Sunday, December 14, 2014

Chapter from "I will be dust I will be rain" (a work in progress)


Welcome to my Twenties and early Thirties

I spent a whole lot of time at this point wandering the city, being some sort of version of a beatnik poet, but clearly shoved into the wrong era for beatnik existence. Yet and still, I persevered. I kept moving. I spent time in Golden Gate Park by the carousel, I pounded pavement in the Mission, and also in the Lower Haight and all the while I was driven to write poems and sometimes chants that I felt compelled to share at the open mic poetry nights I found along my path.

How do you know you have reached some measure of success as a person who perpetrates counter culture? It seems that the accolades of modern society revolve around mostly academia or in the context of what are considered “real jobs” where one may land a coveted promotion, and so on. When I was asked if I wanted to be featured, that was the warmest introduction to the stage as a poet that I could have gotten. So naturally, I sought more experience in the blossoming spoken word and performance art scene that was permeating the Lower Haight.

In this day in age, in the United States, a person of my background is expected to achieve a certain level of success. In order to do that, you have to believe in that very much promoted type of success, you have to believe it matters, that it is for you, that you fit inside of it somehow.

I never really believed in it. I may not have always had some other type of success or goal to focus on instead of it, but I never bought into it. I got as far as finishing a B.A. degree and then applying for a Master’s in Social Work. I applied to several different schools. I took a trip to Boston, to talk to people at the University about their program. I flew to England with my mother to meet people at King’s College in London, where they offered a Master’s degree in Comparative Religion. I remember sitting at a restaurant with my mother and trying to talk about the concept of “World Rejecters.” She had no idea how depressed I was at that time, how much I wished I could reject the world.

She responded by asking me, “Oh, do they talk about that in the literature?” How I hated the place I was at that moment. How I hated this Ivory Tower version of me that was looming over us at that time. How I hated this expectation of incredibly pretentious dialogue about subjects only the super privileged people who were overly saturated in elitist scenarios engaged in. I could not bring myself to fashion my mind into the type of mind that ends up perpetuating conversations or diatribes that are not much better than mental masturbation, while the rest of the world burns. Yes, I know that the rest of the world lacks authenticity in a big way, and deep down I know that I am nothing if not authentic, nothing if not disgusted by elitism, and to step into that world would have been to step into wretched terrain and ugly territory I wanted more than anything to flee, to run from and never, ever look back.

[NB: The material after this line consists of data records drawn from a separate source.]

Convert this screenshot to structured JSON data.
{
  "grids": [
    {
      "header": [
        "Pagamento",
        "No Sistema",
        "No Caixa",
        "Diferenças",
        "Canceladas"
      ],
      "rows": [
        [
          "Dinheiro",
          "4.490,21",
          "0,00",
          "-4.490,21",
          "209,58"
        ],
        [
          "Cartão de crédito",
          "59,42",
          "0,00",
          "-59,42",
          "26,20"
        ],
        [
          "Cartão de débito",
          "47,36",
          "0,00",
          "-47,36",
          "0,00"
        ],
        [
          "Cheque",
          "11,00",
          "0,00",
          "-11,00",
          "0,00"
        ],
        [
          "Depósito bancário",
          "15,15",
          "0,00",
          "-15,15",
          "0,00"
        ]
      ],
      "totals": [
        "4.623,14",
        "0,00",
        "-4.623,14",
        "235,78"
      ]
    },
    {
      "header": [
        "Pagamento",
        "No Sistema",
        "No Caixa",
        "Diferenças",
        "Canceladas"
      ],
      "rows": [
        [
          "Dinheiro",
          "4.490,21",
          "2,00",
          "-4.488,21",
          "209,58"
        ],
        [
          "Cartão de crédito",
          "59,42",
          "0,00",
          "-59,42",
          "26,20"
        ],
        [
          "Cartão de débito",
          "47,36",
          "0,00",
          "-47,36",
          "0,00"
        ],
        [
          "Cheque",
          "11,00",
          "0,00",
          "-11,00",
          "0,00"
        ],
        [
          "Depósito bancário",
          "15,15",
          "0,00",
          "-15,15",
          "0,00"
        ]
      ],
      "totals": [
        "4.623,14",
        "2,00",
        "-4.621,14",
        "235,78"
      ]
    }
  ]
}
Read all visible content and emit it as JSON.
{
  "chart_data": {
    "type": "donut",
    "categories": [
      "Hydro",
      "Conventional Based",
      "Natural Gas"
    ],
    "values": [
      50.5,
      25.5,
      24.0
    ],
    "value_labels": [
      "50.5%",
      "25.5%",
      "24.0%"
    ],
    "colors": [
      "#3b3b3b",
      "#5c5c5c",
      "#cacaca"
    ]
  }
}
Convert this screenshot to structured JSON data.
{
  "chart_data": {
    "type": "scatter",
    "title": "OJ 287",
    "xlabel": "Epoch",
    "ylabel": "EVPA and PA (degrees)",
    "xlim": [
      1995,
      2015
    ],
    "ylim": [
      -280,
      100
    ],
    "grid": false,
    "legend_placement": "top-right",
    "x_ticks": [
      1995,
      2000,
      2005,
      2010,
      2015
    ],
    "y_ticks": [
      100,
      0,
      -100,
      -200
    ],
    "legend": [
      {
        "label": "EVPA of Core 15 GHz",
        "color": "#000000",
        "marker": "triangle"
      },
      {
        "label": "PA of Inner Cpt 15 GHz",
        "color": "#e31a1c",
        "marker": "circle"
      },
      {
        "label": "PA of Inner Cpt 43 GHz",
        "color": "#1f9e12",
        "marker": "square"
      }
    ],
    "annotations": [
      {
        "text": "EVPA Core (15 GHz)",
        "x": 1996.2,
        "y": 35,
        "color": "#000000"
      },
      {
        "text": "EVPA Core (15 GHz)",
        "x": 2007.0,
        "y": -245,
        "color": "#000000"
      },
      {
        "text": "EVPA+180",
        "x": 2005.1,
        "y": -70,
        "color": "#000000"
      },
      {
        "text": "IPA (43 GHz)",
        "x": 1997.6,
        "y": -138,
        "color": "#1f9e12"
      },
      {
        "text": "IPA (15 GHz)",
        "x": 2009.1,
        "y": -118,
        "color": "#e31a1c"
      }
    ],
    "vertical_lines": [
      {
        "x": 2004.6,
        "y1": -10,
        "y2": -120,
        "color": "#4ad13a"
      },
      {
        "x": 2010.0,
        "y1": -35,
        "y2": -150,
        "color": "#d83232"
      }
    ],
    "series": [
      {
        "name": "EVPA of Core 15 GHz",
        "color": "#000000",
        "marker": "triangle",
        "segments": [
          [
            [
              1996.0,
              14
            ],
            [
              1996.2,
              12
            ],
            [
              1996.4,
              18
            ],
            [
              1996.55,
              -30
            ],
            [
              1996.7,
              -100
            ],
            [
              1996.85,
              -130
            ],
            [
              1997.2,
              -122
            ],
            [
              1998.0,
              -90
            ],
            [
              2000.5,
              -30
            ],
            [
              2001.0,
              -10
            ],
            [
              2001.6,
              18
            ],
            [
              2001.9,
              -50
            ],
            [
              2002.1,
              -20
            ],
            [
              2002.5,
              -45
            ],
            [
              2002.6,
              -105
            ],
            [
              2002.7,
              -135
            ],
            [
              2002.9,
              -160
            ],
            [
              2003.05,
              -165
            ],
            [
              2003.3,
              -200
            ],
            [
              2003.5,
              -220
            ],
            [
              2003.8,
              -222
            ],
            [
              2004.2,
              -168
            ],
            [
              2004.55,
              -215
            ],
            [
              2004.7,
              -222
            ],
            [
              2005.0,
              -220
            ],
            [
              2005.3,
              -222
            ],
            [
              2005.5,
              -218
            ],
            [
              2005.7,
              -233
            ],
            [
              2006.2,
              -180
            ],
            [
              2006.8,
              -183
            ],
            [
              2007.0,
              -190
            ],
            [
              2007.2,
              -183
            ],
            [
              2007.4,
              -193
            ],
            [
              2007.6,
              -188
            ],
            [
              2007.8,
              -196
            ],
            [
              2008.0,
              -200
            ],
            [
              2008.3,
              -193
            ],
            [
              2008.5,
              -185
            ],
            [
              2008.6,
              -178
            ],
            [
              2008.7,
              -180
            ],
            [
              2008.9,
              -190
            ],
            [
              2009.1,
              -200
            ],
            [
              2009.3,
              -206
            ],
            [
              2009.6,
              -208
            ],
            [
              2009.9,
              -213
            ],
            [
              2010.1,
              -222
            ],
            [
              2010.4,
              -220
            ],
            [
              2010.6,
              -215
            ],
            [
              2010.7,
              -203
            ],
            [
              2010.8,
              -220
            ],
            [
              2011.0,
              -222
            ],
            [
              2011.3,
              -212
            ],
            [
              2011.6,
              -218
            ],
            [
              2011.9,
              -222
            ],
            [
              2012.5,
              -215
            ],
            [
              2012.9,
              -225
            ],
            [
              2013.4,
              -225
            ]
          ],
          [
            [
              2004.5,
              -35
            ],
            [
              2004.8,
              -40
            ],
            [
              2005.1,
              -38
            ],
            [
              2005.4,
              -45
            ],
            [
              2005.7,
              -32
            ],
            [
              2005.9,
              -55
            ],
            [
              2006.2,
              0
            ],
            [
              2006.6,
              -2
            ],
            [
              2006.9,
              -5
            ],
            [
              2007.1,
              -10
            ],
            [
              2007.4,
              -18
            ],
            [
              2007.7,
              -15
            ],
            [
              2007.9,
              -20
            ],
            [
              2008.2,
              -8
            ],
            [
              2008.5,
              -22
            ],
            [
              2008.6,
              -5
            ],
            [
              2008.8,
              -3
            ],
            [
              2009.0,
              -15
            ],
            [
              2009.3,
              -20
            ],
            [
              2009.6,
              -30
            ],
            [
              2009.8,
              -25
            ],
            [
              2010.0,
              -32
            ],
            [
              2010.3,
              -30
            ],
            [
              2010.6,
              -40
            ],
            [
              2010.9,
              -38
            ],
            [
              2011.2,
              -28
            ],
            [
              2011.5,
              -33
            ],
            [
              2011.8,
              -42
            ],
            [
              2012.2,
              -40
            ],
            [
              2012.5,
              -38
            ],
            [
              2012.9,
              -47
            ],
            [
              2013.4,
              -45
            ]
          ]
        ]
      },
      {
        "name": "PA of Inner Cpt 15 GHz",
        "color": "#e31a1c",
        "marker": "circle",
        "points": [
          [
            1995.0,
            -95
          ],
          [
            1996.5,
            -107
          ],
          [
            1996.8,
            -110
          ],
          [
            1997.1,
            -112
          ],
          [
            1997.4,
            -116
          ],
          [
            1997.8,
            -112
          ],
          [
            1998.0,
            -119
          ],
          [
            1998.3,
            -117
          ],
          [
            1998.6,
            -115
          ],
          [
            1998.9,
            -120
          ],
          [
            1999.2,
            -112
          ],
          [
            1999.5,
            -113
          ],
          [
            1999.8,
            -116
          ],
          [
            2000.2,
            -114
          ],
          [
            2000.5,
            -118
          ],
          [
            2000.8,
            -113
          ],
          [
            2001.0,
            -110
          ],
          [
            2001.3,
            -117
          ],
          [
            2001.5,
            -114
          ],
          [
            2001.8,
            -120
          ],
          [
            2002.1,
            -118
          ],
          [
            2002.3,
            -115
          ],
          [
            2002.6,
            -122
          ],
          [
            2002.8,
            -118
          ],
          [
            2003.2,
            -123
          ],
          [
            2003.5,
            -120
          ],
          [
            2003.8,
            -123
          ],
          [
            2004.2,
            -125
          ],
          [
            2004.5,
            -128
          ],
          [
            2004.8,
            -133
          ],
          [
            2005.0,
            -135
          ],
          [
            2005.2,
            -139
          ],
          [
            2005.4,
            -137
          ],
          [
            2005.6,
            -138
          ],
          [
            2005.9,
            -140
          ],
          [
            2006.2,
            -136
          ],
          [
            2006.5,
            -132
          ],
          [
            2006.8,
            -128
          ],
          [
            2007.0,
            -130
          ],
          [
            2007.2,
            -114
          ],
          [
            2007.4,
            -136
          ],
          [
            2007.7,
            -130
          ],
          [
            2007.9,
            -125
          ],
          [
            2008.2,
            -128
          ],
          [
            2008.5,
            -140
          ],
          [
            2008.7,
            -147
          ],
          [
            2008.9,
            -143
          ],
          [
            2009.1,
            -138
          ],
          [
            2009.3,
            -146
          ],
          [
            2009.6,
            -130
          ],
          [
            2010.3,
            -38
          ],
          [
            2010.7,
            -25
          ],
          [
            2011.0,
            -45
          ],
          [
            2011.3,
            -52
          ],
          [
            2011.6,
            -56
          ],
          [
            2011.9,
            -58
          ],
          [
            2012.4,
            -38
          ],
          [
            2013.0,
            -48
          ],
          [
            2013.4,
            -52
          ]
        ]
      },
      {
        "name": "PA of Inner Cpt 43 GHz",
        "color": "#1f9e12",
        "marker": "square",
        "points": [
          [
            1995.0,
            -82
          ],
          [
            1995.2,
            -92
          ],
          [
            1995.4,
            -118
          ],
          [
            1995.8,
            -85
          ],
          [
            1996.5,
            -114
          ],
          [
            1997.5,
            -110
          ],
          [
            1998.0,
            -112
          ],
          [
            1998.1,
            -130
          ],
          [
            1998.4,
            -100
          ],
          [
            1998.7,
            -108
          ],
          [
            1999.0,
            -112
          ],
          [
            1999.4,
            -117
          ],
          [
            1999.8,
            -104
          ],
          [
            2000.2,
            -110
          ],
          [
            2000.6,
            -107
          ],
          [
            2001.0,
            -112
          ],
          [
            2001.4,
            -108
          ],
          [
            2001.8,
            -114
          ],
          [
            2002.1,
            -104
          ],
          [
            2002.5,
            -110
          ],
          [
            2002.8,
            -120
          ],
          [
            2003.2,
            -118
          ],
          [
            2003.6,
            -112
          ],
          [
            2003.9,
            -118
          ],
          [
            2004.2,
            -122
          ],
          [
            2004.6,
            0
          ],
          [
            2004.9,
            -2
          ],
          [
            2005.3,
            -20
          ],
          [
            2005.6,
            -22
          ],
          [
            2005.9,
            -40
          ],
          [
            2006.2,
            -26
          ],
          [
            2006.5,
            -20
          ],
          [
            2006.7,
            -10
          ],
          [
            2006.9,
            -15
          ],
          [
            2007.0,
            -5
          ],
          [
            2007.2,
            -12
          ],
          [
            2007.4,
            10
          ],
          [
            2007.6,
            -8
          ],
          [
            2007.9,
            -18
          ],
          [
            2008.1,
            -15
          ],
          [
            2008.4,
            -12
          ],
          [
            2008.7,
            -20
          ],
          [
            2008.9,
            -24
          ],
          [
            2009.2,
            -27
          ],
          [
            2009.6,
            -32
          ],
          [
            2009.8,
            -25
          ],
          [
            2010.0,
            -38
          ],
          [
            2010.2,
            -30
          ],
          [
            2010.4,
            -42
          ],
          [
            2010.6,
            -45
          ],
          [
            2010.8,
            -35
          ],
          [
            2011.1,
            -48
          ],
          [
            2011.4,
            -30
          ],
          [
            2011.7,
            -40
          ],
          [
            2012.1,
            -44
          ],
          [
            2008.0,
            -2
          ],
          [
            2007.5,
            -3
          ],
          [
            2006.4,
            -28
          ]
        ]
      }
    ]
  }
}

That is exactly what I did. I blame nobody for that time in my life. My mother was only trying to help; she was showing she believed in me, my academic abilities, and my intelligence. I do not fault her for not understanding my struggle at that time because, poet that I am, I am still sadly at a loss for words when it comes to this sort of confusion and angst. I do my best to capture it, when I feel relaying it may do some good.